La región de Huánuco enfrenta un grave problema de corrupción en la ejecución de obras públicas. Casi la totalidad de los proyectos presentan serias deficiencias debido a la falta de seriedad de las empresas que ganaron las licitaciones y a la ausencia de una supervisión adecuada por parte de las autoridades competentes. Esta situación no solo genera un desperdicio de recursos públicos, sino que también afecta directamente la calidad de vida de los ciudadanos.

Un claro ejemplo de esta problemática es la construcción de pistas y veredas en Chinchao, Acomayo. A pesar de haberse pagado 4.7 millones de soles por este proyecto, se han encontrado graves deficiencias, como una capa asfáltica de apenas 7 cm de espesor, cuando el estándar mínimo es de 20 cm. Además, se han detectado rajaduras en las congrejeras, evidenciando la mala calidad de los materiales utilizados y la falta de supervisión durante el proceso constructivo.

Otro caso preocupante es el malecón Walker Soberón, cuya obra se encuentra paralizada debido a las deficiencias encontradas.
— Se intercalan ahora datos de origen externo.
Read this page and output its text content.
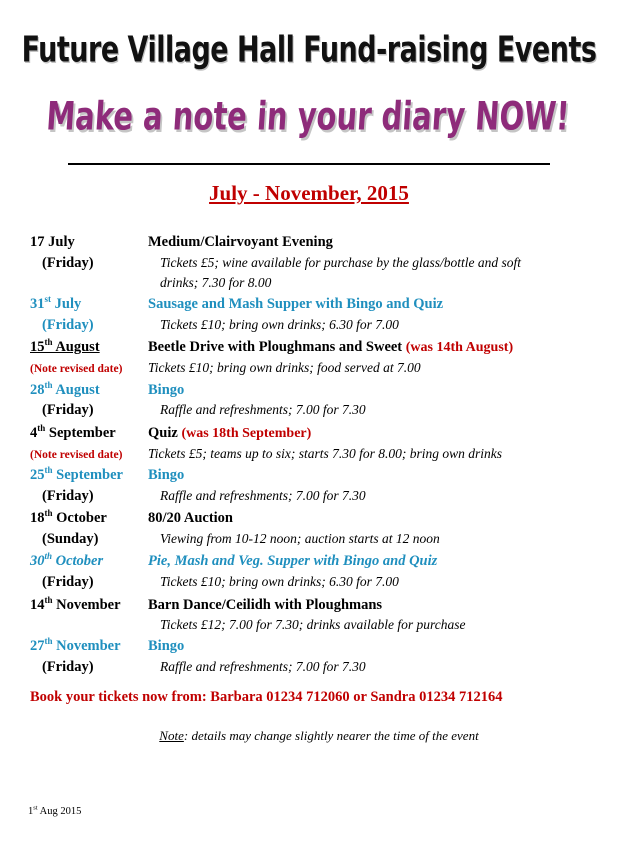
Future Village Hall Fund-raising Events
Make a note in your diary NOW!
July - November, 2015
17 July	Medium/Clairvoyant Evening
(Friday)	Tickets £5; wine available for purchase by the glass/bottle and soft
drinks; 7.30 for 8.00
31st July	Sausage and Mash Supper with Bingo and Quiz
(Friday)	Tickets £10; bring own drinks; 6.30 for 7.00
15th August	Beetle Drive with Ploughmans and Sweet (was 14th August)
(Note revised date)	Tickets £10; bring own drinks; food served at 7.00
28th August	Bingo
(Friday)	Raffle and refreshments; 7.00 for 7.30
4th September	Quiz (was 18th September)
(Note revised date)	Tickets £5; teams up to six; starts 7.30 for 8.00; bring own drinks
25th September	Bingo
(Friday)	Raffle and refreshments; 7.00 for 7.30
18th October	80/20 Auction
(Sunday)	Viewing from 10-12 noon; auction starts at 12 noon
30th October	Pie, Mash and Veg. Supper with Bingo and Quiz
(Friday)	Tickets £10; bring own drinks; 6.30 for 7.00
14th November	Barn Dance/Ceilidh with Ploughmans
Tickets £12; 7.00 for 7.30; drinks available for purchase
27th November	Bingo
(Friday)	Raffle and refreshments; 7.00 for 7.30
Book your tickets now from: Barbara 01234 712060 or Sandra 01234 712164
Note: details may change slightly nearer the time of the event
1st Aug 2015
La irresponsabilidad de las empresas ganadoras de la licitación y la falta de supervisión por parte de los funcionarios del gobierno regional han llevado a esta situación, perjudicando a la población que esperaba beneficiarse de este espacio público.

Es fundamental que los consejeros del gobierno regional, quienes cuentan con una partida de 600 mil soles destinada a la supervisión de obras, cumplan con su labor de manera efectiva. Deben movilizarse y acercarse a los proyectos para verificar la calidad de los trabajos realizados antes de que se realicen los pagos correspondientes. Solo así se podrá garantizar que las obras cumplan con los estándares requeridos y tengan una duración adecuada.

Para enfrentar este problema, es necesario implementar un sistema de supervisión riguroso y transparente. Se deben establecer mecanismos de control que permitan detectar irregularidades en las obras públicas de manera oportuna, así como sancionar a las empresas y funcionarios responsables de las deficiencias encontradas. Además, es crucial fomentar la participación ciudadana en la vigilancia de los proyectos, brindando canales de denuncia y seguimiento accesibles a la población.